In 1969, officials in the state's capital city raised $12.5 million to build a trash incinerator that generates electricity. Since then, officials have borrowed at least 11 more times, according to the city controller and bond documents, swelling the facility's debt to $310 million.
Investment banks, lawyers and advisers collected fees for assembling the deals, and Harrisburg guaranteed most of the debt in return for its own share of the money. Much of the proceeds from bond sales that sank the incinerator deeper into debt went to refinance old bonds and for a retrofit that went awry.
"No one knew how to say no. They just knew how to do deals," says William Cluck, who was appointed last year to the Harrisburg Authority, the public entity that owns the incinerator. "The mayor said, 'I want to do this.' And the financial advisers said, 'Here is how you do it. Now, please pay me my fees.' "

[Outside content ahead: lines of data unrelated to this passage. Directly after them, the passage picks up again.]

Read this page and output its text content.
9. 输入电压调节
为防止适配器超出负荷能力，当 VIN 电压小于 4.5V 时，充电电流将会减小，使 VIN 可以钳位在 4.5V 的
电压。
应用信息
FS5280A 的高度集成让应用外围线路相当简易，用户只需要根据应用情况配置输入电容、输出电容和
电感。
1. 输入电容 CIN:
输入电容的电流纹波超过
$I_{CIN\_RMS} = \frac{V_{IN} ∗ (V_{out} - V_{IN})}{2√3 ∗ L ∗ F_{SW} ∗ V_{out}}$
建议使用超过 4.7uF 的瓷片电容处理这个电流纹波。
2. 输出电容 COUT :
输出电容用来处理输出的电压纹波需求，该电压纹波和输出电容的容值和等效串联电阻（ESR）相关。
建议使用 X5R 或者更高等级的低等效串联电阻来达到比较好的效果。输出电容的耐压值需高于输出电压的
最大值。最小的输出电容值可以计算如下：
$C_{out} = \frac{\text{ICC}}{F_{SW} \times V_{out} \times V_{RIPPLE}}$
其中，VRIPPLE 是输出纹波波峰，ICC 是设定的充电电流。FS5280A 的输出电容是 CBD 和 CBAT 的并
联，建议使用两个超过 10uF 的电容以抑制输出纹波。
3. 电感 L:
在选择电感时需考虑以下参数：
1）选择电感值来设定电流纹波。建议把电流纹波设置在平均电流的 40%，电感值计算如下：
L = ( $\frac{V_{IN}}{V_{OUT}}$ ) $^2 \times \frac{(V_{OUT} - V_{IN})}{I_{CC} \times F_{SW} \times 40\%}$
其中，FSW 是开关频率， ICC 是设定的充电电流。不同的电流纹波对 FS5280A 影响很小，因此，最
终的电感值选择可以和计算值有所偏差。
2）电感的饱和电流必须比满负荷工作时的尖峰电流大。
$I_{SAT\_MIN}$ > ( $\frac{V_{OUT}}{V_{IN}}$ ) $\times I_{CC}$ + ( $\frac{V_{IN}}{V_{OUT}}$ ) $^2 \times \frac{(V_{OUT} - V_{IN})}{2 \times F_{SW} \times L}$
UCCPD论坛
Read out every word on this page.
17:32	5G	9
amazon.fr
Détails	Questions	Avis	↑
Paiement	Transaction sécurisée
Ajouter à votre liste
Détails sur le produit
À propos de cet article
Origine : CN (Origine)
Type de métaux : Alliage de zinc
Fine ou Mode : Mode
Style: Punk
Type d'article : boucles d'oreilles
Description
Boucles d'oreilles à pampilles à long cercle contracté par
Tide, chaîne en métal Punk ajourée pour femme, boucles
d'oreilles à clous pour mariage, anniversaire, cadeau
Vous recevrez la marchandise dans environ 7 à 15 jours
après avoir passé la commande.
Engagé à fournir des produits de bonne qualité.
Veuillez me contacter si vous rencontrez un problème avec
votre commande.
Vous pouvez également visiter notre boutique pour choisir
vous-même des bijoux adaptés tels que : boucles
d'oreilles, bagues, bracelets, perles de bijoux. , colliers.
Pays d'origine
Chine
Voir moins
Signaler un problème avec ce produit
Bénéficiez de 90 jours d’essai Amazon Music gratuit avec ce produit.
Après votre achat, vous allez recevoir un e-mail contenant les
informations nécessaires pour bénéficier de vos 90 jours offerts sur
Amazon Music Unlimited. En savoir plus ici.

Incinerator revenue now exceeds operating expenses, and it has been praised as one of the nation's most successful waste-to-energy facilities. But business isn't good enough—and might never be—to cover debt payments. The city of about 47,000 residents also faces a cash crunch from a budget deficit.
Scrambling to avert a default, officials might sink Harrisburg even deeper into debt. The city council is scheduled to vote Tuesday night on a plan to borrow as much as $11 million. Some of the cash would be used to pay $3.3 million to bondholders by a Thursday deadline. The deal carries an interest rate that could reach 10%, according to the mayor's office.